After the first admin, teammates onboard via invitation tokens. Create/list/revoke are tenant-scoped; consume is global and unsigned:

Method · PathAuth
POST /v1/tenants/{t}/auth/invitationssigned (actor:invite)
GET /v1/tenants/{t}/auth/invitationssigned (actor:read)
POST /v1/tenants/{t}/auth/invitations/{id}/revokesigned (actor:revoke)
POST /auth/invitations/consumeunsigned — {token, public_key_b64, algorithm, …}

Tokens are word-list strings (≥96 bits), stored only as a SHA-256 hash, single-use (conditional-update consume), TTL 24h by default and capped at 7d. Expired, revoked, consumed, and unknown tokens all return the same 401 invalid_token — callers can’t probe one state to learn another.

Endpoint map

Always unauthenticated: GET /healthz (returns ok), POST /auth/dev/enroll, POST /auth/invitations/consume. Everything else goes through auth middleware.

Global:

EndpointWhat
GET /auth/whoamiEcho the caller’s auth context (source: signed | basic | open)
POST /auth/keys/{keyID}/revokeRevoke a key (actor:revoke)
GET·DELETE /auth/browser/sessionBrowser-session introspection / logout (admin UI)
GET·POST /v1/tenantsList / create tenants

Tenant-scoped, under /v1/tenants/{tenant}:

EndpointWhat
GET /opsList the tenant’s compiled rules
GET /stacks · GET /stacks/{name}List stacks / stack detail
POST /stacks/{name}/draftOpen a new draft version
PUT·PATCH·DELETE /stacks/{name}/versions/{n}/filesEdit the draft’s files
POST /stacks/{name}/versions/{n}/validateParse-check a version
POST /stacks/{name}/activateAtomic pointer flip to a version
GET /stacks/{name}/versions · /diffHistory / compare
PUT·HEAD /computes/{alg}/{digest}Upload / probe content-addressed wasm
GET·POST /hostnames · DELETE /hostnames/{h}Hostname bindings (ingress.md)
POST /hostnames/{h}/attach · /challengesBind to a stack / start ownership verification
GET·POST /auth/members · DELETE /auth/members/{actor}Tenant membership
GET /auth/actors · POST /auth/actors/{id}/revokeActor list / revoke
GET /traces/requests.json · /requests/{rid}.json · /traces/streamTrace list / detail / live stream (trace.md)

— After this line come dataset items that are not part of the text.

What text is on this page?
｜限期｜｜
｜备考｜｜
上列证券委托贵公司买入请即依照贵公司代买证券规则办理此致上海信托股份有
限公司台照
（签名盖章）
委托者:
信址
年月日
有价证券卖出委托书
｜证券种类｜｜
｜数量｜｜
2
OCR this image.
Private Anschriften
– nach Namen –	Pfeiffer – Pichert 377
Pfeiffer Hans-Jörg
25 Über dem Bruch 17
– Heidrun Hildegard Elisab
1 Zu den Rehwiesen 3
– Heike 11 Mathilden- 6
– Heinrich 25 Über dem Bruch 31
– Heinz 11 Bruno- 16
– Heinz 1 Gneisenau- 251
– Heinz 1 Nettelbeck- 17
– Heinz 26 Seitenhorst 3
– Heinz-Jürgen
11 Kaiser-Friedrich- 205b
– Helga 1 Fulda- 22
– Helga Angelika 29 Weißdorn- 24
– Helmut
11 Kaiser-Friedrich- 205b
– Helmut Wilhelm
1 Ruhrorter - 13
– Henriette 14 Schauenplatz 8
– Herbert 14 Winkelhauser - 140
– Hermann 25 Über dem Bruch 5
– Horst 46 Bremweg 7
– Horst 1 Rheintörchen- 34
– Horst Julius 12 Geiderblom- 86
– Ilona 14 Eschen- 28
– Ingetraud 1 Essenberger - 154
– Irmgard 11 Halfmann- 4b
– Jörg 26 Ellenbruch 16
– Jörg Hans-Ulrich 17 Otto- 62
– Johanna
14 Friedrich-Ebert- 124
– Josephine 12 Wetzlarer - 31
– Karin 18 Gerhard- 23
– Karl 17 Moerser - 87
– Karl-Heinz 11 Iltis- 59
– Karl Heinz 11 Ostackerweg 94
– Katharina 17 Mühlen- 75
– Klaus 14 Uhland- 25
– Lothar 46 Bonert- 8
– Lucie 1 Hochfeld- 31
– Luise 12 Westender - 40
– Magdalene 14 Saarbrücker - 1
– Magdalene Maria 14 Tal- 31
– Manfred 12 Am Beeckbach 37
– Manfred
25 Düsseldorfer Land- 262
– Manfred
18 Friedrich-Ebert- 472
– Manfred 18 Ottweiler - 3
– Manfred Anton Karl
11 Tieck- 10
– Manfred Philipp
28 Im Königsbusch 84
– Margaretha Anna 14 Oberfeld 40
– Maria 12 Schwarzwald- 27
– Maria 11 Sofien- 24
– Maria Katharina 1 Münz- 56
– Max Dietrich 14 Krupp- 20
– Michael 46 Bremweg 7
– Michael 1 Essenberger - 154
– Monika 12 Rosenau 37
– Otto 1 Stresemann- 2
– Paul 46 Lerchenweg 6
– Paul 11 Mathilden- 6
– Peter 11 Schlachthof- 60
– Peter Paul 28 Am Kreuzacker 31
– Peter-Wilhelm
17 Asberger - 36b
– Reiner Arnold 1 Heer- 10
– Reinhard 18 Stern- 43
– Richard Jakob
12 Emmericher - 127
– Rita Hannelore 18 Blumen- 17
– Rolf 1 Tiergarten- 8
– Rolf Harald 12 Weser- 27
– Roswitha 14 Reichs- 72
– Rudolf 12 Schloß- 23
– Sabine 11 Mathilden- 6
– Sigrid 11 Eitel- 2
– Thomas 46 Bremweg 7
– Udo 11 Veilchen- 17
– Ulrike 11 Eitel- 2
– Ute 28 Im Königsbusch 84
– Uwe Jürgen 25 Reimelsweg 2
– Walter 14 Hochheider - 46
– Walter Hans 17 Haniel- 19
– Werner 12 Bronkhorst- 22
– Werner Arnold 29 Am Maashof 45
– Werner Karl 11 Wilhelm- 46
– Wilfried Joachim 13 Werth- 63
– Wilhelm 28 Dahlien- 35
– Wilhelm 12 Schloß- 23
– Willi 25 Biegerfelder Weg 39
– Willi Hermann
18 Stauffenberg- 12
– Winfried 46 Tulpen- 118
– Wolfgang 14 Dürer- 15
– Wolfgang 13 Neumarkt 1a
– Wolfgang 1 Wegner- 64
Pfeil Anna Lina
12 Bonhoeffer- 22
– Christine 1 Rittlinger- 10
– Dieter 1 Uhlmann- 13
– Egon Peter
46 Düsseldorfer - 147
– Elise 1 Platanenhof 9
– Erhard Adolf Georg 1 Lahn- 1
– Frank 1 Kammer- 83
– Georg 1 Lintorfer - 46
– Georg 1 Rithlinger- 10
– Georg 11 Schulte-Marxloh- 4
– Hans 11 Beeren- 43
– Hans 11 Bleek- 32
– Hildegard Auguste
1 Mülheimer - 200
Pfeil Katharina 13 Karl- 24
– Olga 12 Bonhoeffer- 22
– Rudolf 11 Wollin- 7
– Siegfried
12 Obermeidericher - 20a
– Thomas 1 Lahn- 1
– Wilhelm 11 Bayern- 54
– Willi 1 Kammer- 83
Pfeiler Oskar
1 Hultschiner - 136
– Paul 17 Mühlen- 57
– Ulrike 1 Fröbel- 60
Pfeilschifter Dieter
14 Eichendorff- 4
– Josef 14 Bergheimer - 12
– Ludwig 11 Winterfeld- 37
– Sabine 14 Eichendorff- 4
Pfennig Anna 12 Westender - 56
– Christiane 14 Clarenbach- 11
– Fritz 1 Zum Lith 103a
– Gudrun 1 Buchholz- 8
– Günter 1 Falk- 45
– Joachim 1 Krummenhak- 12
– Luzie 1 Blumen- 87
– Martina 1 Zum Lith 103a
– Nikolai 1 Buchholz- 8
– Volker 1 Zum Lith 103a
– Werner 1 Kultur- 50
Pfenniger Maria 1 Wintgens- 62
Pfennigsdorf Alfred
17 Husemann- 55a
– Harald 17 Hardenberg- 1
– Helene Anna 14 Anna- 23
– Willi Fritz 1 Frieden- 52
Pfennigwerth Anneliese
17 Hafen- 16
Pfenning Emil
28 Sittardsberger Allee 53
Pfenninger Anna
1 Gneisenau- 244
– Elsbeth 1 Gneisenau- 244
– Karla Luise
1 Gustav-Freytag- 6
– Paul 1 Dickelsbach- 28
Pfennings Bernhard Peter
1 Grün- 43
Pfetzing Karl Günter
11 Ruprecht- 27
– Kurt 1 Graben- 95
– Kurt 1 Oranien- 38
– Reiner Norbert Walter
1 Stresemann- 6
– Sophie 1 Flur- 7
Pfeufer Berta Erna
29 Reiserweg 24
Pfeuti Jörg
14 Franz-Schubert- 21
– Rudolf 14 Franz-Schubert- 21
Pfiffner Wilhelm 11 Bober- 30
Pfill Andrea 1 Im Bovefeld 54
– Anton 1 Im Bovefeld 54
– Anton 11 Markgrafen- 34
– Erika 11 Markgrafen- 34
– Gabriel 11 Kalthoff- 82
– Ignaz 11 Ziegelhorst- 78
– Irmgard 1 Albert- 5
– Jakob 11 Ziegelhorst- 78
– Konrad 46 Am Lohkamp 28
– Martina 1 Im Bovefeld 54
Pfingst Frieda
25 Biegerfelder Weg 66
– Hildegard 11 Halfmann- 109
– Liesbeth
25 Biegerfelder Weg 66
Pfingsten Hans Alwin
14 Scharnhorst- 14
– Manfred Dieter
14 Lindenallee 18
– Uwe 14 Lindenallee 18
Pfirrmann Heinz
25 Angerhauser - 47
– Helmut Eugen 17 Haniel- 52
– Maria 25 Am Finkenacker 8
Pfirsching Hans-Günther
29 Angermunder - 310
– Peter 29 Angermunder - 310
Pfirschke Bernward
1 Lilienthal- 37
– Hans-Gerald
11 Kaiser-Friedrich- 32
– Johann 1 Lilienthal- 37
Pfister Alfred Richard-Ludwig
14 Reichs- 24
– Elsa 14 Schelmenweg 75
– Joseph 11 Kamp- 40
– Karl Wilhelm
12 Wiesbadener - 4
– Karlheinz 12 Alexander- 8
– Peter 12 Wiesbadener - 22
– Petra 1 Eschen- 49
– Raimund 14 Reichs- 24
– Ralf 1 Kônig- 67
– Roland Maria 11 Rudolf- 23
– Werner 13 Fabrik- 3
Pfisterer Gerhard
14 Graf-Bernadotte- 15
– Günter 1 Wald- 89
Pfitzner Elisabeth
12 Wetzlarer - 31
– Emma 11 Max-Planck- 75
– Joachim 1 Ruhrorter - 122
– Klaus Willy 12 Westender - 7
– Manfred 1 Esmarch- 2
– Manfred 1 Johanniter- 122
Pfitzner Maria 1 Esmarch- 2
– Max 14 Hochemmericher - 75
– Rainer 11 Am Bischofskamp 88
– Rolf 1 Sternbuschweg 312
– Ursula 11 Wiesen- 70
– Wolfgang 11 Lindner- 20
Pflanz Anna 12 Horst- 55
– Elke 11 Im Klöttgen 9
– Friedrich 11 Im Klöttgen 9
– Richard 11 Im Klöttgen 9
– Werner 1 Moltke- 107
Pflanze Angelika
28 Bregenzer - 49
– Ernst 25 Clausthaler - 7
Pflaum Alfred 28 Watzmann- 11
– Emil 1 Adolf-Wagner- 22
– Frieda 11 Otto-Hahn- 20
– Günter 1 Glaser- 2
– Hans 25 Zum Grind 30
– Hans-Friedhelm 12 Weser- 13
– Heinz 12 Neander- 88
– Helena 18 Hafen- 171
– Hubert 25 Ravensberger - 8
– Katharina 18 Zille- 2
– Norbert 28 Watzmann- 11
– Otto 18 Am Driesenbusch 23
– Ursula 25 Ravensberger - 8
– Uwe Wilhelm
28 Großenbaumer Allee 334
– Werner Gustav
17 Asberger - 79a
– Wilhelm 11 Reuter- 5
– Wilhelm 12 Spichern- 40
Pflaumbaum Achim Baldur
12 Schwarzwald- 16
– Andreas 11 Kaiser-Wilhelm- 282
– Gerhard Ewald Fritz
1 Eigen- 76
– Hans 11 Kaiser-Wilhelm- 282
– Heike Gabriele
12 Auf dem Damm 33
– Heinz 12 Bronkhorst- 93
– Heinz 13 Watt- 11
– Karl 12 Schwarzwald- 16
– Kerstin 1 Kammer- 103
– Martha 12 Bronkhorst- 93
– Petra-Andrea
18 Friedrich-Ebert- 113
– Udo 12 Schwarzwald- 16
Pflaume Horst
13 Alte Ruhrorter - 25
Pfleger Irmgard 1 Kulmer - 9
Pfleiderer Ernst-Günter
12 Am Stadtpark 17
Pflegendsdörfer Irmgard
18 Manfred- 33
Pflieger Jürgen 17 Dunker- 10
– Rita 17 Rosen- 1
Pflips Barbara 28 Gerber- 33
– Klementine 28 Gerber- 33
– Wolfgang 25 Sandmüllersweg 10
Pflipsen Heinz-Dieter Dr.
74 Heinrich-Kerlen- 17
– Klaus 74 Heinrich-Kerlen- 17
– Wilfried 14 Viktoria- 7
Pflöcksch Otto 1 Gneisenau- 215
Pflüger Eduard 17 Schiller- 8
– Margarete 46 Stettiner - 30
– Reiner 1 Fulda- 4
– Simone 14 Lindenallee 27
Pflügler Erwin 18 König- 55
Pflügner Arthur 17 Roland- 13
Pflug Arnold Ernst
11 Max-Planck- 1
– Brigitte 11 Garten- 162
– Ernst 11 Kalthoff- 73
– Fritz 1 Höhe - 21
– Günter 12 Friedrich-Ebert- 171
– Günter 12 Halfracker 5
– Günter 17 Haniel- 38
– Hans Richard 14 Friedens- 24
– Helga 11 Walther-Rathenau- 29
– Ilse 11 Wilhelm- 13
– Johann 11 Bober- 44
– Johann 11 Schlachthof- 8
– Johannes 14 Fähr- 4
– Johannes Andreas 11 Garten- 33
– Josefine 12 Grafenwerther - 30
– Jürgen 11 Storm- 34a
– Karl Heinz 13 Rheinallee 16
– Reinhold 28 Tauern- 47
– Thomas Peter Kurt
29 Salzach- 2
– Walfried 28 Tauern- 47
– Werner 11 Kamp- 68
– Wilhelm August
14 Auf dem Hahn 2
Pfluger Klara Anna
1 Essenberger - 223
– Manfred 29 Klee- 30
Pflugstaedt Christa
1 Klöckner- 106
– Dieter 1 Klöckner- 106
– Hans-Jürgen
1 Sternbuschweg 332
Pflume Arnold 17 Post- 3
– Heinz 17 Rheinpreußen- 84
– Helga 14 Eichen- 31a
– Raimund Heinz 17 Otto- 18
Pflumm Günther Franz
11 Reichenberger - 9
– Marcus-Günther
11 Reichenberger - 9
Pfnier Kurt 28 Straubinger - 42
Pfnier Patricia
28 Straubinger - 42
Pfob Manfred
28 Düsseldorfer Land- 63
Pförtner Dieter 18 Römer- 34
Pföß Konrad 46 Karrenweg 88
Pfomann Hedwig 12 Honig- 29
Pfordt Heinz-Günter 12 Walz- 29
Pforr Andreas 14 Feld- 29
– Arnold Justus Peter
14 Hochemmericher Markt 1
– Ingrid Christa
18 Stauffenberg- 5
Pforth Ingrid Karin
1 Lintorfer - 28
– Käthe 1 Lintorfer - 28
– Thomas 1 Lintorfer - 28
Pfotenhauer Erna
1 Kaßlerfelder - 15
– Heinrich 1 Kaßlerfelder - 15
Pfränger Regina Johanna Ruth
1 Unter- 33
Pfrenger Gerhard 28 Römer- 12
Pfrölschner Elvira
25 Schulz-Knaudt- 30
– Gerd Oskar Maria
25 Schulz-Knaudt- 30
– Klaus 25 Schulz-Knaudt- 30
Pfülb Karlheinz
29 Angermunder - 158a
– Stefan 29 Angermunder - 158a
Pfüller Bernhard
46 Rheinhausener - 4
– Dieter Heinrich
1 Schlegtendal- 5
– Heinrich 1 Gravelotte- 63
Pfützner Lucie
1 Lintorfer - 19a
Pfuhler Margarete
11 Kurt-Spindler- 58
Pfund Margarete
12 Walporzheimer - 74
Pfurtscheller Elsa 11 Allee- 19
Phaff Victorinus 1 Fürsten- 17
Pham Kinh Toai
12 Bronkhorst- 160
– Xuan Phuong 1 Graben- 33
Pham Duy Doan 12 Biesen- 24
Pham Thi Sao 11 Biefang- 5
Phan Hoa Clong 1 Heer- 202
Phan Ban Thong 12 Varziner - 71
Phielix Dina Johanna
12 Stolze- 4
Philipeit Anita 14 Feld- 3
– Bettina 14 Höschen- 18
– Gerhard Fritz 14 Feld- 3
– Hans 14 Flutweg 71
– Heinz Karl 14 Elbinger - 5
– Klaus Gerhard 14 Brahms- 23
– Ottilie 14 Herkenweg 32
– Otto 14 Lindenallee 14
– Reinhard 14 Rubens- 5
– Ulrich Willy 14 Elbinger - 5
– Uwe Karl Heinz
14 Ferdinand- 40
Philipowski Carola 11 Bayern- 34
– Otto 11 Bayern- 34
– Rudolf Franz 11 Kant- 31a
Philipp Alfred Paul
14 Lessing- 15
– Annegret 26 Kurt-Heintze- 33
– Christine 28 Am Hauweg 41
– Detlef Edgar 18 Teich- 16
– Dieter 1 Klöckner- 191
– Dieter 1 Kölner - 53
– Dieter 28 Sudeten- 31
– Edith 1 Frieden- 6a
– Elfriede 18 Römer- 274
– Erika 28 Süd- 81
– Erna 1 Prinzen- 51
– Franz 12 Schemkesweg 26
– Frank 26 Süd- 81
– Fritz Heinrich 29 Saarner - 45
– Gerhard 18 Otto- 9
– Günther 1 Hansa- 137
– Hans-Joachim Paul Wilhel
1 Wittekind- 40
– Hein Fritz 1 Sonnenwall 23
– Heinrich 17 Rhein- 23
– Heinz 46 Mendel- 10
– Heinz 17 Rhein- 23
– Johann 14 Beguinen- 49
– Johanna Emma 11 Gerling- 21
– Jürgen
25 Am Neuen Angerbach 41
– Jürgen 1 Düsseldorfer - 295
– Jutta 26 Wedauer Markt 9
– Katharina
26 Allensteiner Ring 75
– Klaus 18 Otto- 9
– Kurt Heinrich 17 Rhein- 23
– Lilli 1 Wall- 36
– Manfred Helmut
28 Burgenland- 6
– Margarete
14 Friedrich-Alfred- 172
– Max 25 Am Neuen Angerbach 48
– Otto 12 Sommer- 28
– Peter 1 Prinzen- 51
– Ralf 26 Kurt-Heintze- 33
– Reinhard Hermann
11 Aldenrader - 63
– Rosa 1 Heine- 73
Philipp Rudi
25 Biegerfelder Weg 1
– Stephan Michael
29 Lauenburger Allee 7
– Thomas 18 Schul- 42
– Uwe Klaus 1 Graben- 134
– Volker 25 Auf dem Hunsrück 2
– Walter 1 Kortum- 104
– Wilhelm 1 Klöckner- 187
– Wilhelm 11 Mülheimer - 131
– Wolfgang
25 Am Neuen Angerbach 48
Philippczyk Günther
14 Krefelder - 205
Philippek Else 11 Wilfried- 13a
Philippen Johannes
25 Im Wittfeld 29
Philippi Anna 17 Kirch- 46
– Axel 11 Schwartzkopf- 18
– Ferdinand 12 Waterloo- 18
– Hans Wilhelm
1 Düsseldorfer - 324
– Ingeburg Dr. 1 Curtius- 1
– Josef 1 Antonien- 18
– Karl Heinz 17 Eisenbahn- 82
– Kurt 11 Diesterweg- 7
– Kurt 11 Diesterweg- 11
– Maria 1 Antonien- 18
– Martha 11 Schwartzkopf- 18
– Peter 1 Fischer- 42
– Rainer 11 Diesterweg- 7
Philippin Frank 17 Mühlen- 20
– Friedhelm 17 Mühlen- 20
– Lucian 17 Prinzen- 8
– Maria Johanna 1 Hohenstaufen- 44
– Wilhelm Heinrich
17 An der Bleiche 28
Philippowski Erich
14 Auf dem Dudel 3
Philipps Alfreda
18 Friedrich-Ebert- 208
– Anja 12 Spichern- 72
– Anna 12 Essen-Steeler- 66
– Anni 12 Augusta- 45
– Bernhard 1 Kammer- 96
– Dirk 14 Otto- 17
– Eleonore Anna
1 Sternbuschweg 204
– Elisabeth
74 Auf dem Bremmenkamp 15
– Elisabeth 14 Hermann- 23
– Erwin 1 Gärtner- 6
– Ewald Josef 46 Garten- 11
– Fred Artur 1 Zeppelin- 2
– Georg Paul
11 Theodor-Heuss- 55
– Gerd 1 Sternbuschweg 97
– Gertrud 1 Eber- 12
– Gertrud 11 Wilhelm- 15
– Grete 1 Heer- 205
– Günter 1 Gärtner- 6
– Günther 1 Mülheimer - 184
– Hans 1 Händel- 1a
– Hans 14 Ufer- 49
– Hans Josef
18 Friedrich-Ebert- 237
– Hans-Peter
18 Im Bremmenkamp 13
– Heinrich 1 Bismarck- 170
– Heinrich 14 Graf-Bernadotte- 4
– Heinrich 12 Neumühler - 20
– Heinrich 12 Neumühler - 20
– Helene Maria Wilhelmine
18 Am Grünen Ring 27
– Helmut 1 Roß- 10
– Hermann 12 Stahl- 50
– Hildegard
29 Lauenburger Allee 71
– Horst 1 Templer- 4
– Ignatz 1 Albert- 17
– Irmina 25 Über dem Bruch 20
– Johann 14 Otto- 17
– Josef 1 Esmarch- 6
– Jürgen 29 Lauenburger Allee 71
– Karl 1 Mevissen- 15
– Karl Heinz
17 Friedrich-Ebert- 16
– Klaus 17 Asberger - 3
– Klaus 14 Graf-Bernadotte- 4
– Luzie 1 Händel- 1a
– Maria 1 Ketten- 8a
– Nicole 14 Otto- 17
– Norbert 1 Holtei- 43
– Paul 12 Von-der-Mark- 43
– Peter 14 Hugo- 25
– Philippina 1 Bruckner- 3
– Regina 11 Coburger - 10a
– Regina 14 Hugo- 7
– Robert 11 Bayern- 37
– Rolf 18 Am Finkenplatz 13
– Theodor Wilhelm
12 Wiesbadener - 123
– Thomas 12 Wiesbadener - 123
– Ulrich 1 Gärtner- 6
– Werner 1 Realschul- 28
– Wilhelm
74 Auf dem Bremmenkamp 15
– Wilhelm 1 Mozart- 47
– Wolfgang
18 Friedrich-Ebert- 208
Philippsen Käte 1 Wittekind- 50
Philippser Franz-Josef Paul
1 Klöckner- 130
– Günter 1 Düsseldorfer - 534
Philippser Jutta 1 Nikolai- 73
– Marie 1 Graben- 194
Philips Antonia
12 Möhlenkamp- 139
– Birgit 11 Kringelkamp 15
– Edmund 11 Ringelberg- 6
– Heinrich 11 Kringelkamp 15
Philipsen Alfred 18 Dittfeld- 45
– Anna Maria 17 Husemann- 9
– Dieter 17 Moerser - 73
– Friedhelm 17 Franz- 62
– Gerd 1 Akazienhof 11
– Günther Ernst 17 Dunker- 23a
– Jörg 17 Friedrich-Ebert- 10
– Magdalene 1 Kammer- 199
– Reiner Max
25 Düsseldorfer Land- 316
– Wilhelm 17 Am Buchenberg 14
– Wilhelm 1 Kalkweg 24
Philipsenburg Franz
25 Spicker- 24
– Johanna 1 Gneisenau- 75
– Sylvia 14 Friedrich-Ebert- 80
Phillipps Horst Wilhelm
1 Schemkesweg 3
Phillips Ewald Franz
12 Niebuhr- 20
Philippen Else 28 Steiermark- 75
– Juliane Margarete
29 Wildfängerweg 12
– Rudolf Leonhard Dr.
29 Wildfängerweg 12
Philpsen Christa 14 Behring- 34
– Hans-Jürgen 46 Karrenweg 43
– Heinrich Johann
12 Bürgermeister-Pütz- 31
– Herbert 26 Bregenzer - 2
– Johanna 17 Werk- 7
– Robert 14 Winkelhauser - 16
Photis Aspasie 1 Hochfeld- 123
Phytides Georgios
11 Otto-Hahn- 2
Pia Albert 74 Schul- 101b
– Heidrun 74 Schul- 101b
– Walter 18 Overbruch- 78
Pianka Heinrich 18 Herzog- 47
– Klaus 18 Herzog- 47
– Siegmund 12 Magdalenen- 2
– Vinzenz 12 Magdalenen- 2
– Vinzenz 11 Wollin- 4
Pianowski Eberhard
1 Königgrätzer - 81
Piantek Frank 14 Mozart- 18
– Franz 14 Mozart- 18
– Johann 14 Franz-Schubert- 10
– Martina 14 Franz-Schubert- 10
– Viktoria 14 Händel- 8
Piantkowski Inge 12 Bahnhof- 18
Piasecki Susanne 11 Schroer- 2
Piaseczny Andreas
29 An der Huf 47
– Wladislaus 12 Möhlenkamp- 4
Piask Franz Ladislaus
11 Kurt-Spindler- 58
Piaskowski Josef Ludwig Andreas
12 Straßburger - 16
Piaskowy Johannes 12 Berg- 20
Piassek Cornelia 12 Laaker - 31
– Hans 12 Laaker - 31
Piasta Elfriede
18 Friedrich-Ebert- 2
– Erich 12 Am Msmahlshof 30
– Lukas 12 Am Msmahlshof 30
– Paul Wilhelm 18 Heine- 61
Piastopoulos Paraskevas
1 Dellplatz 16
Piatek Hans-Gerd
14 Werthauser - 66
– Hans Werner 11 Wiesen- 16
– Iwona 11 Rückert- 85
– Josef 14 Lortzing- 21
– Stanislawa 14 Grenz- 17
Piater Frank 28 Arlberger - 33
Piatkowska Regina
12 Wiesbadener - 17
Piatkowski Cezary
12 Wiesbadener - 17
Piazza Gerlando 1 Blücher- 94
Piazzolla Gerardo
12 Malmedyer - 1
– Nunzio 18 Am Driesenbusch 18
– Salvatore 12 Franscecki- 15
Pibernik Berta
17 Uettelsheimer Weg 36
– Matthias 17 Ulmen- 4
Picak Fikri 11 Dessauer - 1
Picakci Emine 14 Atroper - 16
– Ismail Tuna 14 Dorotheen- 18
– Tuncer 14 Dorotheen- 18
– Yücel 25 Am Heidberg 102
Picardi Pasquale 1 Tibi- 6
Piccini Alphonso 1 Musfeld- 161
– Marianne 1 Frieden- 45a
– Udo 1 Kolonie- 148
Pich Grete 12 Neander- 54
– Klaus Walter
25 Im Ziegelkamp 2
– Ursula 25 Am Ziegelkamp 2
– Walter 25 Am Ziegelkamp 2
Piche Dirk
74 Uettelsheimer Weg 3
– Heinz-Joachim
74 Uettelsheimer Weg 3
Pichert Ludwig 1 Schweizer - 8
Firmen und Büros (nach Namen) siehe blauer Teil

Also present: POST /v1/cli (the admin UI’s command bridge), POST /v1/fleet/resync, and GET·PUT /v1/dns/config.

Stack versions, not rule imports

Rules change through versioned stacks: open a draft, put files, validate, then activate — an atomic pointer flip with full history (/versions, /diff), which is also the rollback path (activate a prior version). txco apply drives this flow for you.

The pre-tenancy endpoints (GET /v1/ops, POST /v1/ops/import, and the global actor/invitation routes) are retired: they return 410 route_retired with a JSON pointer to the tenant-scoped replacement.